On July 9th, a debate was held at parliament to discuss immigration detention of survivor’s trafficking and modern slavery. During this, Alison Thewliss MP highlighted some of the many problems with immigration detention centres “itis hugely expensive, itis traumatising, it damages lives”, bringing to light one woman who was in detention for nine months, enduring the anxieties and fears of not knowing when she was to be released. This has a significant impact on her mental health and wellbeing. Another Chinese woman who was in Yarl’s Wood detention centre had brought to light her story, emphasising the system failure to protect vulnerable victims.

“The gang leaders forced me to do things that I didn’t want to do, things that made me feel ashamed. They made me have sex with men who would come to the house where I was imprisoned.
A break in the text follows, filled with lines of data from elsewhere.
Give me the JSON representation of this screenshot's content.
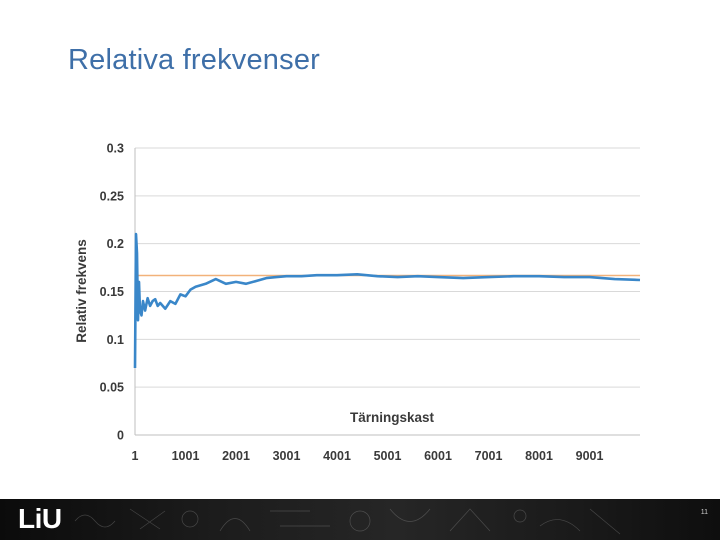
{
  "slide": {
    "title": "Relativa frekvenser",
    "page_number": "11"
  },
  "footer": {
    "logo": "LiU",
    "accent_color": "#1a1a1a"
  },
  "colors": {
    "series": "#3a87c9",
    "reference": "#f2b27a",
    "grid": "#d9d9d9",
    "title": "#3e6fa8"
  },
  "chart_data": {
    "type": "line",
    "title": "",
    "xlabel": "Tärningskast",
    "ylabel": "Relativ frekvens",
    "ylim": [
      0,
      0.3
    ],
    "xlim": [
      1,
      10000
    ],
    "y_ticks": [
      "0",
      "0.05",
      "0.1",
      "0.15",
      "0.2",
      "0.25",
      "0.3"
    ],
    "x_ticks": [
      "1",
      "1001",
      "2001",
      "3001",
      "4001",
      "5001",
      "6001",
      "7001",
      "8001",
      "9001"
    ],
    "grid": true,
    "legend": "none",
    "series": [
      {
        "x": [
          1,
          20,
          40,
          60,
          80,
          100,
          130,
          160,
          200,
          250,
          300,
          350,
          400,
          450,
          500,
          600,
          700,
          800,
          900,
          1000,
          1100,
          1200,
          1400,
          1600,
          1800,
          2000,
          2200,
          2400,
          2600,
          2800,
          3000,
          3300,
          3600,
          4000,
          4400,
          4800,
          5200,
          5600,
          6000,
          6500,
          7000,
          7500,
          8000,
          8500,
          9000,
          9500,
          10000
        ],
        "values": [
          0.07,
          0.21,
          0.19,
          0.12,
          0.16,
          0.13,
          0.125,
          0.14,
          0.13,
          0.143,
          0.135,
          0.14,
          0.142,
          0.135,
          0.138,
          0.132,
          0.14,
          0.137,
          0.147,
          0.145,
          0.152,
          0.155,
          0.158,
          0.163,
          0.158,
          0.16,
          0.158,
          0.161,
          0.164,
          0.165,
          0.166,
          0.166,
          0.167,
          0.167,
          0.168,
          0.166,
          0.165,
          0.166,
          0.165,
          0.164,
          0.165,
          0.166,
          0.166,
          0.165,
          0.165,
          0.163,
          0.162
        ]
      },
      {
        "x": [
          1,
          10000
        ],
        "values": [
          0.1667,
          0.1667
        ]
      }
    ]
  }
}
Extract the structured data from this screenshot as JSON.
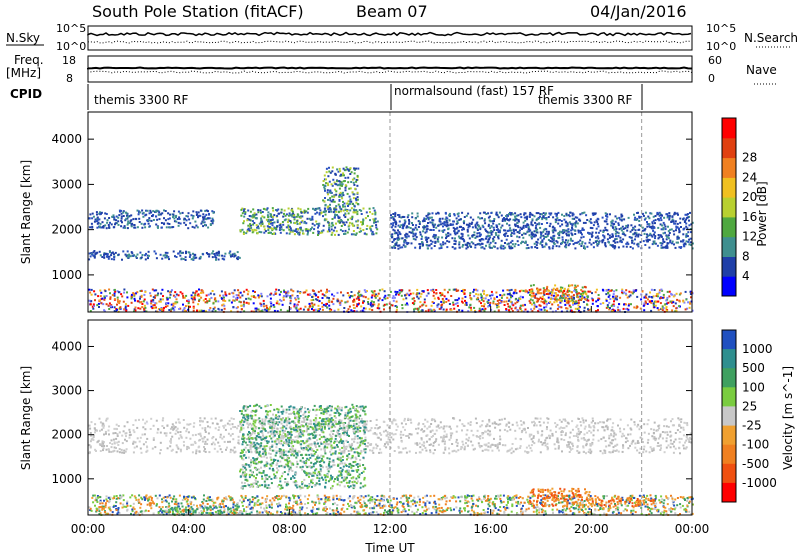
{
  "header": {
    "station": "South Pole Station (fitACF)",
    "beam": "Beam 07",
    "date": "04/Jan/2016"
  },
  "summary_panel": {
    "nsky_label": "N.Sky",
    "nsearch_label": "N.Search",
    "nsky_ticks": [
      "10^5",
      "10^0"
    ],
    "freq_label": [
      "Freq.",
      "[MHz]"
    ],
    "freq_ticks": [
      "18",
      "8"
    ],
    "nave_label": "Nave",
    "nave_ticks": [
      "60",
      "0"
    ],
    "cpid_label": "CPID",
    "cpid_segments": [
      {
        "text": "themis 3300 RF"
      },
      {
        "text": "normalsound (fast) 157 RF"
      },
      {
        "text": "themis 3300 RF"
      }
    ]
  },
  "chart_data": [
    {
      "type": "heatmap",
      "panel": "power",
      "ylabel": "Slant Range [km]",
      "y_ticks": [
        "1000",
        "2000",
        "3000",
        "4000"
      ],
      "ylim": [
        180,
        4600
      ],
      "x_ticks": [
        "00:00",
        "04:00",
        "08:00",
        "12:00",
        "16:00",
        "20:00",
        "00:00"
      ],
      "xlim_hours": [
        0,
        24
      ],
      "colorbar": {
        "label": "Power [dB]",
        "ticks": [
          "4",
          "8",
          "12",
          "16",
          "20",
          "24",
          "28"
        ],
        "colors": [
          "#0000ff",
          "#1f3fa8",
          "#3f8f8f",
          "#4fa840",
          "#b8d030",
          "#f0c020",
          "#f08020",
          "#e04010",
          "#ff0000"
        ]
      },
      "mode_change_hours": [
        12.0,
        22.0
      ],
      "scatter_regions": [
        {
          "t_start": 0.0,
          "t_end": 24.0,
          "r_start": 200,
          "r_end": 700,
          "level": "mixed"
        },
        {
          "t_start": 0.0,
          "t_end": 6.0,
          "r_start": 1350,
          "r_end": 1550,
          "level": "low"
        },
        {
          "t_start": 0.0,
          "t_end": 5.0,
          "r_start": 2050,
          "r_end": 2450,
          "level": "low"
        },
        {
          "t_start": 6.0,
          "t_end": 11.5,
          "r_start": 1900,
          "r_end": 2500,
          "level": "mid"
        },
        {
          "t_start": 9.3,
          "t_end": 10.7,
          "r_start": 2400,
          "r_end": 3400,
          "level": "mid"
        },
        {
          "t_start": 12.0,
          "t_end": 24.0,
          "r_start": 1600,
          "r_end": 2400,
          "level": "low"
        },
        {
          "t_start": 17.5,
          "t_end": 19.8,
          "r_start": 400,
          "r_end": 800,
          "level": "high"
        }
      ]
    },
    {
      "type": "heatmap",
      "panel": "velocity",
      "ylabel": "Slant Range [km]",
      "y_ticks": [
        "1000",
        "2000",
        "3000",
        "4000"
      ],
      "ylim": [
        180,
        4600
      ],
      "x_ticks": [
        "00:00",
        "04:00",
        "08:00",
        "12:00",
        "16:00",
        "20:00",
        "00:00"
      ],
      "xlabel": "Time UT",
      "xlim_hours": [
        0,
        24
      ],
      "colorbar": {
        "label": "Velocity [m s^-1]",
        "ticks": [
          "1000",
          "500",
          "100",
          "25",
          "-25",
          "-100",
          "-500",
          "-1000"
        ],
        "colors": [
          "#2050c0",
          "#2f8f8f",
          "#3fa060",
          "#7acc40",
          "#c8c8c8",
          "#f0a030",
          "#f08020",
          "#f05010",
          "#ff0000"
        ]
      },
      "mode_change_hours": [
        12.0,
        22.0
      ],
      "scatter_regions": [
        {
          "t_start": 0.0,
          "t_end": 24.0,
          "r_start": 200,
          "r_end": 650,
          "level": "mixed"
        },
        {
          "t_start": 3.0,
          "t_end": 6.5,
          "r_start": 200,
          "r_end": 400,
          "level": "green"
        },
        {
          "t_start": 0.0,
          "t_end": 24.0,
          "r_start": 1600,
          "r_end": 2400,
          "level": "gray"
        },
        {
          "t_start": 6.0,
          "t_end": 11.0,
          "r_start": 800,
          "r_end": 2700,
          "level": "green"
        },
        {
          "t_start": 17.5,
          "t_end": 20.0,
          "r_start": 400,
          "r_end": 800,
          "level": "orange"
        },
        {
          "t_start": 20.0,
          "t_end": 22.5,
          "r_start": 400,
          "r_end": 600,
          "level": "orange"
        }
      ]
    }
  ]
}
If I tried to refuse they would beat me and starve me. I would often go for three days with no food or water. Then one day men in uniforms came to the house. I was terrified and tried to hide but they found me. They dragged me out and took me to the police station. Later, I was put in another van. It drove for a long time through the night and ended up at Yarl’s Wood. I was taken from one hell to another”

This is just one of hundreds of stories, stories of women who are not immigration offenders, rather, they are victims of crime. If everyone has a right to their own life, why is the government taking away the happiness and support that these women deserve, leaving them so isolated and humiliated that they don’t want to live anymore? As soon as these women are placed in detention, their wellbeing is placed in the Home Office’s hands, yet, they are neglected, treated inhumanely ‘like animals in a cage’, remaining scared that if they voice their stories to the police their familys will be killed, or that they themselves will be killed. The Adults At Risk policy states that individuals that claim to have been subjected to specific experiences of sexual violence or torture that may inhibit their ability to cope within a detention environment, should be factored into any consideration of detention and their general management through the immigration process. More too often, , these assessments have not been taken into account by the Home Office when victims arrive at their door, disregarding the individuals physical and mental state, leaving them to endure another living hell they cannot escape.

That is why we need to be their voice, we must all try and share the stories of these mistreated women who are being denied their rights for acts which they never wished to take part in, in hope for a more supportive and suitable system in the future. As part of its work, René Cassin, the Jewish voice for human rights, campaigns for a 28-day time limit on immigration detention as well as promotes and campaigns for a holistic and needs-based system for victims of modern slavery.